Her announcement Wednesday of the union’s support underscored that a paramount goal for Harris in the opening phase of her Senate run is to keep former Los Angeles Mayor Antonio Villaraigosa from joining the race -- or at least to make the contest more difficult for him should he decide to jump in.
Indeed, for Harris, the ritual of rolling out endorsements appears more and more to be largely about Villaraigosa, a fellow Democrat whose allies say he is likely to announce his candidacy any day.
First, she announced the support of two prominent Los Angeles African Americans: City Council President Herb Wesson, a longtime Villaraigosa ally, and county District Atty. Jackie Lacey. Their support for Harris, who is black, suggested Villaraigosa’s historically strong support among African Americans could be in peril.

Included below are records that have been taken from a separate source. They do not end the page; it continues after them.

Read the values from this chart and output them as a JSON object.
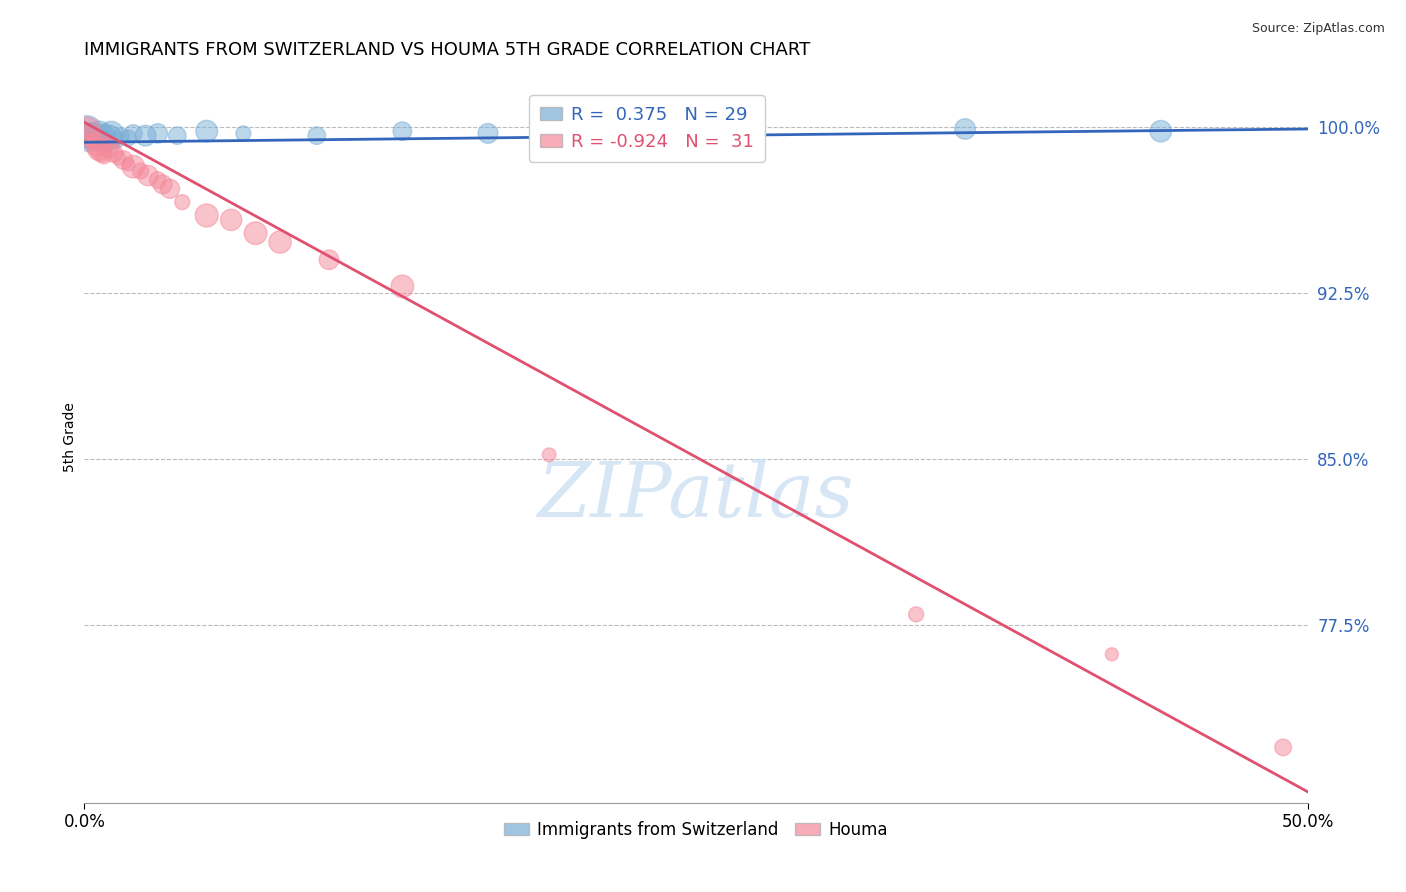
{
  "title": "IMMIGRANTS FROM SWITZERLAND VS HOUMA 5TH GRADE CORRELATION CHART",
  "source": "Source: ZipAtlas.com",
  "ylabel": "5th Grade",
  "ytick_labels": [
    "100.0%",
    "92.5%",
    "85.0%",
    "77.5%"
  ],
  "ytick_values": [
    1.0,
    0.925,
    0.85,
    0.775
  ],
  "xlim": [
    0.0,
    0.5
  ],
  "ylim": [
    0.695,
    1.025
  ],
  "blue_R": 0.375,
  "blue_N": 29,
  "pink_R": -0.924,
  "pink_N": 31,
  "blue_color": "#7AAED6",
  "pink_color": "#F4899A",
  "blue_line_color": "#3366BB",
  "pink_line_color": "#E05070",
  "watermark": "ZIPatlas",
  "watermark_color": "#C5DCF0",
  "legend_label_blue": "Immigrants from Switzerland",
  "legend_label_pink": "Houma",
  "blue_x": [
    0.001,
    0.002,
    0.002,
    0.003,
    0.003,
    0.004,
    0.005,
    0.006,
    0.007,
    0.008,
    0.009,
    0.01,
    0.011,
    0.013,
    0.015,
    0.018,
    0.02,
    0.025,
    0.03,
    0.038,
    0.05,
    0.065,
    0.095,
    0.13,
    0.165,
    0.2,
    0.27,
    0.36,
    0.44
  ],
  "blue_y": [
    0.998,
    0.996,
    0.994,
    0.997,
    0.993,
    0.998,
    0.996,
    0.997,
    0.994,
    0.996,
    0.993,
    0.995,
    0.997,
    0.994,
    0.996,
    0.995,
    0.997,
    0.996,
    0.997,
    0.996,
    0.998,
    0.997,
    0.996,
    0.998,
    0.997,
    0.997,
    0.998,
    0.999,
    0.998
  ],
  "blue_tline_x": [
    0.0,
    0.5
  ],
  "blue_tline_y": [
    0.993,
    0.999
  ],
  "pink_x": [
    0.001,
    0.002,
    0.003,
    0.004,
    0.005,
    0.006,
    0.007,
    0.008,
    0.009,
    0.01,
    0.012,
    0.014,
    0.016,
    0.018,
    0.02,
    0.023,
    0.026,
    0.03,
    0.032,
    0.035,
    0.04,
    0.05,
    0.06,
    0.07,
    0.08,
    0.1,
    0.13,
    0.19,
    0.34,
    0.42,
    0.49
  ],
  "pink_y": [
    0.998,
    0.996,
    0.994,
    0.993,
    0.992,
    0.99,
    0.989,
    0.987,
    0.992,
    0.991,
    0.988,
    0.986,
    0.985,
    0.983,
    0.982,
    0.98,
    0.978,
    0.976,
    0.974,
    0.972,
    0.966,
    0.96,
    0.958,
    0.952,
    0.948,
    0.94,
    0.928,
    0.852,
    0.78,
    0.762,
    0.72
  ],
  "pink_tline_x": [
    0.0,
    0.5
  ],
  "pink_tline_y": [
    1.002,
    0.7
  ]
}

Next came a series of Latino endorsements of Harris: Long Beach Mayor Robert Garcia, Assemblyman Jose Medina (D-Riverside), San Francisco City Atty. Dennis Herrera and former state Democratic Chairman Art Torres.
Villaraigosa, who would be California’s first Latino senator, would need strong Latino support in the June 2016 primary to help offset Harris’ Bay Area stronghold.

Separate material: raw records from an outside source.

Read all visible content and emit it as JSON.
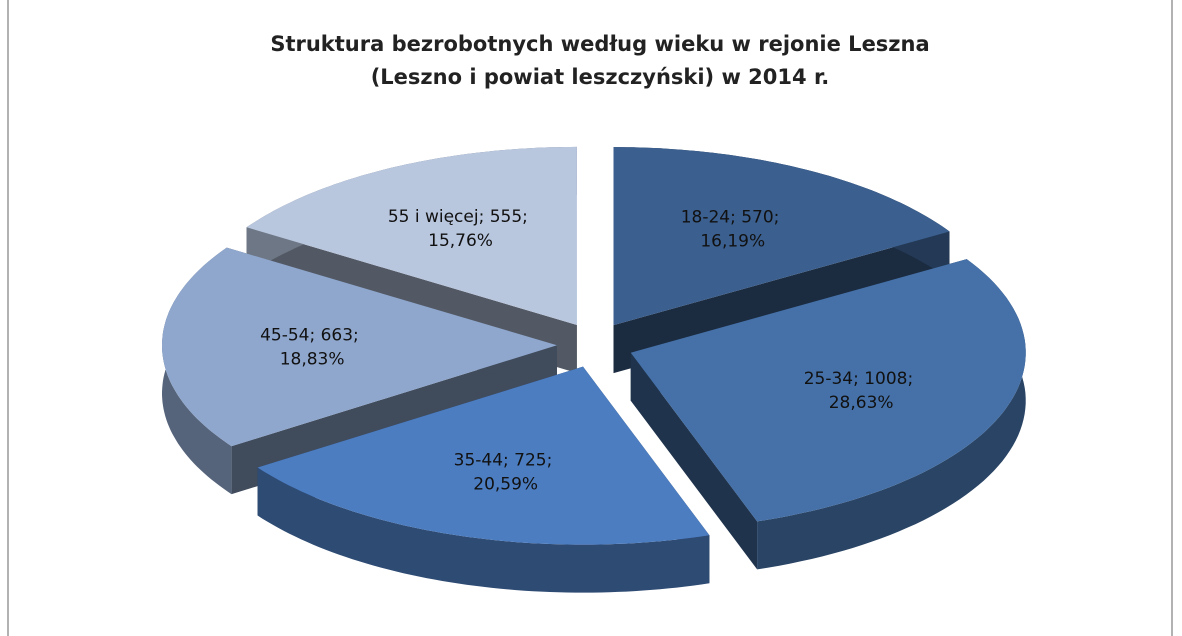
{
  "chart_data": {
    "type": "pie3d",
    "title": [
      "Struktura bezrobotnych według wieku w rejonie Leszna",
      "(Leszno i powiat leszczyński) w 2014 r."
    ],
    "categories": [
      "18-24",
      "25-34",
      "35-44",
      "45-54",
      "55 i więcej"
    ],
    "values": [
      570,
      1008,
      725,
      663,
      555
    ],
    "value_labels": [
      "18-24; 570; 16,19%",
      "25-34; 1008; 28,63%",
      "35-44; 725; 20,59%",
      "45-54; 663; 18,83%",
      "55 i więcej; 555; 15,76%"
    ],
    "colors": [
      "#3b5f8e",
      "#4571a8",
      "#4c7dc1",
      "#8fa7cd",
      "#b8c6de"
    ]
  }
}
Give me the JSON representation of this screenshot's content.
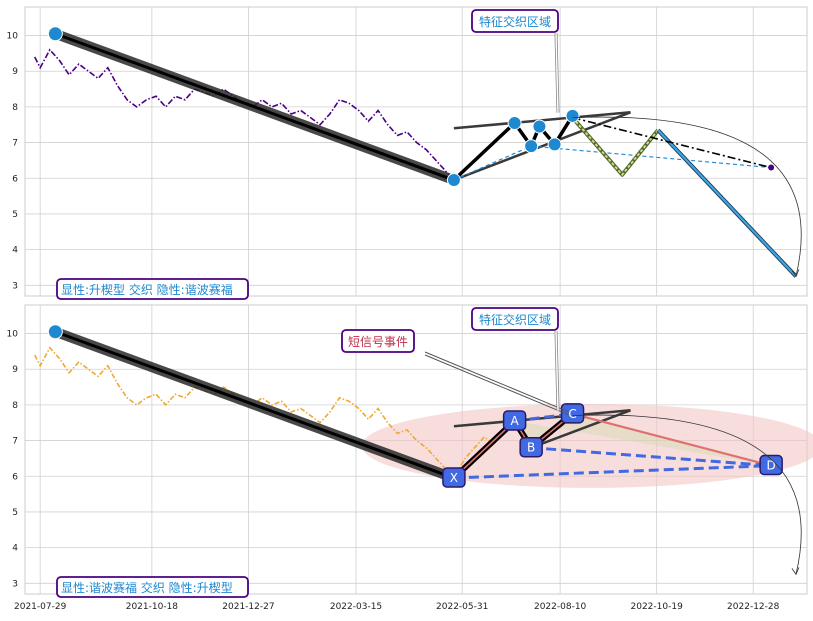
{
  "x_ticks": [
    "2021-07-29",
    "2021-10-18",
    "2021-12-27",
    "2022-03-15",
    "2022-05-31",
    "2022-08-10",
    "2022-10-19",
    "2022-12-28"
  ],
  "y_ticks": [
    "3",
    "4",
    "5",
    "6",
    "7",
    "8",
    "9",
    "10"
  ],
  "colors": {
    "top_series": "#4b0082",
    "bottom_series": "#f0a830",
    "main_line": "#111111",
    "zone_blue": "#1e88d0",
    "accent": "#4169e1",
    "highlight_fill": "#f4c6c6"
  },
  "chart_data": [
    {
      "type": "line",
      "panel": "top",
      "annotation_label": "特征交织区域",
      "legend_text": "显性:升楔型 交织 隐性:谐波赛福",
      "x_range": [
        "2021-07-18",
        "2023-02-05"
      ],
      "ylim": [
        2.7,
        10.8
      ],
      "price_series": [
        [
          "2021-07-25",
          9.4
        ],
        [
          "2021-07-29",
          9.1
        ],
        [
          "2021-08-05",
          9.6
        ],
        [
          "2021-08-12",
          9.3
        ],
        [
          "2021-08-19",
          8.9
        ],
        [
          "2021-08-26",
          9.2
        ],
        [
          "2021-09-02",
          9.0
        ],
        [
          "2021-09-09",
          8.8
        ],
        [
          "2021-09-16",
          9.1
        ],
        [
          "2021-09-23",
          8.6
        ],
        [
          "2021-09-30",
          8.2
        ],
        [
          "2021-10-07",
          8.0
        ],
        [
          "2021-10-14",
          8.2
        ],
        [
          "2021-10-21",
          8.3
        ],
        [
          "2021-10-28",
          8.0
        ],
        [
          "2021-11-04",
          8.3
        ],
        [
          "2021-11-11",
          8.2
        ],
        [
          "2021-11-18",
          8.5
        ],
        [
          "2021-11-25",
          8.4
        ],
        [
          "2021-12-02",
          8.3
        ],
        [
          "2021-12-09",
          8.5
        ],
        [
          "2021-12-16",
          8.3
        ],
        [
          "2021-12-23",
          8.1
        ],
        [
          "2021-12-30",
          8.0
        ],
        [
          "2022-01-06",
          8.2
        ],
        [
          "2022-01-13",
          8.0
        ],
        [
          "2022-01-20",
          8.1
        ],
        [
          "2022-01-27",
          7.8
        ],
        [
          "2022-02-03",
          7.9
        ],
        [
          "2022-02-10",
          7.7
        ],
        [
          "2022-02-17",
          7.5
        ],
        [
          "2022-02-24",
          7.8
        ],
        [
          "2022-03-03",
          8.2
        ],
        [
          "2022-03-10",
          8.1
        ],
        [
          "2022-03-17",
          7.9
        ],
        [
          "2022-03-24",
          7.6
        ],
        [
          "2022-03-31",
          7.9
        ],
        [
          "2022-04-07",
          7.5
        ],
        [
          "2022-04-14",
          7.2
        ],
        [
          "2022-04-21",
          7.3
        ],
        [
          "2022-04-28",
          7.0
        ],
        [
          "2022-05-05",
          6.8
        ],
        [
          "2022-05-12",
          6.5
        ],
        [
          "2022-05-19",
          6.2
        ],
        [
          "2022-05-25",
          5.95
        ]
      ],
      "wave_points": [
        {
          "x": "2021-08-09",
          "y": 10.05
        },
        {
          "x": "2022-05-25",
          "y": 5.95
        },
        {
          "x": "2022-07-08",
          "y": 7.55
        },
        {
          "x": "2022-07-20",
          "y": 6.9
        },
        {
          "x": "2022-07-26",
          "y": 7.45
        },
        {
          "x": "2022-08-06",
          "y": 6.95
        },
        {
          "x": "2022-08-19",
          "y": 7.75
        }
      ],
      "wedge_lines": [
        [
          [
            "2022-05-25",
            7.4
          ],
          [
            "2022-09-30",
            7.85
          ]
        ],
        [
          [
            "2022-05-25",
            5.95
          ],
          [
            "2022-09-30",
            7.85
          ]
        ]
      ],
      "forecast_dashdot": [
        [
          "2022-08-19",
          7.7
        ],
        [
          "2023-01-10",
          6.3
        ]
      ],
      "forecast_zigzag": [
        [
          "2022-08-19",
          7.7
        ],
        [
          "2022-09-24",
          6.1
        ],
        [
          "2022-10-20",
          7.35
        ]
      ],
      "forecast_blue": [
        [
          "2022-10-20",
          7.35
        ],
        [
          "2023-01-28",
          3.25
        ]
      ],
      "forecast_dashed": [
        [
          "2022-05-25",
          5.95
        ],
        [
          "2022-07-20",
          6.9
        ],
        [
          "2023-01-10",
          6.3
        ]
      ],
      "target_arc": [
        [
          "2022-08-19",
          7.7
        ],
        [
          "2023-01-28",
          3.25
        ]
      ]
    },
    {
      "type": "line",
      "panel": "bottom",
      "annotation_label": "特征交织区域",
      "signal_label": "短信号事件",
      "legend_text": "显性:谐波赛福 交织 隐性:升楔型",
      "x_range": [
        "2021-07-18",
        "2023-02-05"
      ],
      "ylim": [
        2.7,
        10.8
      ],
      "price_series": [
        [
          "2021-07-25",
          9.4
        ],
        [
          "2021-07-29",
          9.1
        ],
        [
          "2021-08-05",
          9.6
        ],
        [
          "2021-08-12",
          9.3
        ],
        [
          "2021-08-19",
          8.9
        ],
        [
          "2021-08-26",
          9.2
        ],
        [
          "2021-09-02",
          9.0
        ],
        [
          "2021-09-09",
          8.8
        ],
        [
          "2021-09-16",
          9.1
        ],
        [
          "2021-09-23",
          8.6
        ],
        [
          "2021-09-30",
          8.2
        ],
        [
          "2021-10-07",
          8.0
        ],
        [
          "2021-10-14",
          8.2
        ],
        [
          "2021-10-21",
          8.3
        ],
        [
          "2021-10-28",
          8.0
        ],
        [
          "2021-11-04",
          8.3
        ],
        [
          "2021-11-11",
          8.2
        ],
        [
          "2021-11-18",
          8.5
        ],
        [
          "2021-11-25",
          8.4
        ],
        [
          "2021-12-02",
          8.3
        ],
        [
          "2021-12-09",
          8.5
        ],
        [
          "2021-12-16",
          8.3
        ],
        [
          "2021-12-23",
          8.1
        ],
        [
          "2021-12-30",
          8.0
        ],
        [
          "2022-01-06",
          8.2
        ],
        [
          "2022-01-13",
          8.0
        ],
        [
          "2022-01-20",
          8.1
        ],
        [
          "2022-01-27",
          7.8
        ],
        [
          "2022-02-03",
          7.9
        ],
        [
          "2022-02-10",
          7.7
        ],
        [
          "2022-02-17",
          7.5
        ],
        [
          "2022-02-24",
          7.8
        ],
        [
          "2022-03-03",
          8.2
        ],
        [
          "2022-03-10",
          8.1
        ],
        [
          "2022-03-17",
          7.9
        ],
        [
          "2022-03-24",
          7.6
        ],
        [
          "2022-03-31",
          7.9
        ],
        [
          "2022-04-07",
          7.5
        ],
        [
          "2022-04-14",
          7.2
        ],
        [
          "2022-04-21",
          7.3
        ],
        [
          "2022-04-28",
          7.0
        ],
        [
          "2022-05-05",
          6.8
        ],
        [
          "2022-05-12",
          6.5
        ],
        [
          "2022-05-19",
          6.2
        ],
        [
          "2022-05-25",
          5.95
        ],
        [
          "2022-06-02",
          6.5
        ],
        [
          "2022-06-09",
          6.8
        ],
        [
          "2022-06-16",
          7.1
        ],
        [
          "2022-06-23",
          6.9
        ],
        [
          "2022-06-30",
          7.3
        ]
      ],
      "points": [
        {
          "label": "X",
          "x": "2022-05-25",
          "y": 5.95
        },
        {
          "label": "A",
          "x": "2022-07-08",
          "y": 7.55
        },
        {
          "label": "B",
          "x": "2022-07-20",
          "y": 6.8
        },
        {
          "label": "C",
          "x": "2022-08-19",
          "y": 7.75
        },
        {
          "label": "D",
          "x": "2023-01-10",
          "y": 6.3
        }
      ],
      "lead_point": {
        "x": "2021-08-09",
        "y": 10.05
      },
      "wedge_lines": [
        [
          [
            "2022-05-25",
            7.4
          ],
          [
            "2022-09-30",
            7.85
          ]
        ],
        [
          [
            "2022-07-20",
            6.8
          ],
          [
            "2022-09-30",
            7.85
          ]
        ]
      ],
      "target_arc": [
        [
          "2022-08-19",
          7.7
        ],
        [
          "2023-01-28",
          3.25
        ]
      ]
    }
  ]
}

Now, the police union’s support of Harris serves as a reminder that Villaraigosa would face a serious risk that organized labor would rally behind the attorney general -- a formidable threat in any statewide campaign. The education agenda that Villaraigosa pursued as mayor turned powerful teachers unions into staunch adversaries.

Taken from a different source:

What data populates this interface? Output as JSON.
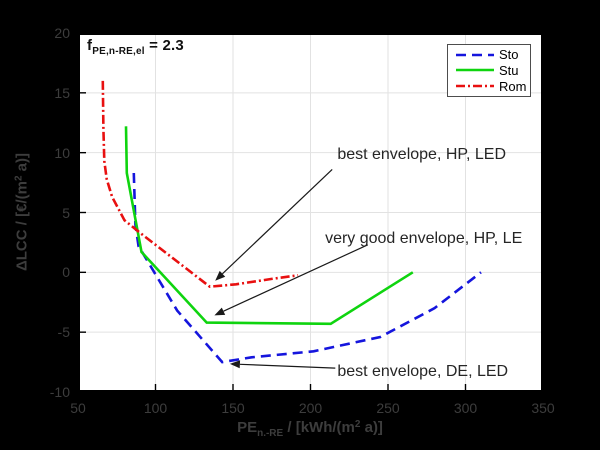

Aggravating the natural tensions that any mayor faces with municipal unions, Villaraigosa had the misfortune of governing Los Angeles when the 2008 economic crisis struck, ravaging the city’s finances. The police union’s nearly 10,000 officers went without raises for three years on his watch.
Law enforcement unions were no friend of Harris when she first ran for attorney general in 2010. Statewide, nearly all of them opposed her after she refused, as San Francisco's D.A., to seek the death penalty in prosecuting the killer of city Police Officer Isaac Espinoza.
During her first four years as attorney general, Harris worked hard to win the unions' support for her reelection -- and most of them indeed endorsed her. Craig Lally, president of the Los Angeles Police Protective League, said he was especially moved that Harris had traveled far and wide to attend the funerals of slain officers.
“She’s amazing with that,” Lally said.
If many other law enforcement unions follow the league’s lead in backing Harris for Senate, it would bolster her law-and-order credentials. That could prove particularly useful in a race against Villaraigosa, who often boasted of expanding the Police Department’s ranks by hundreds of officers when he was mayor.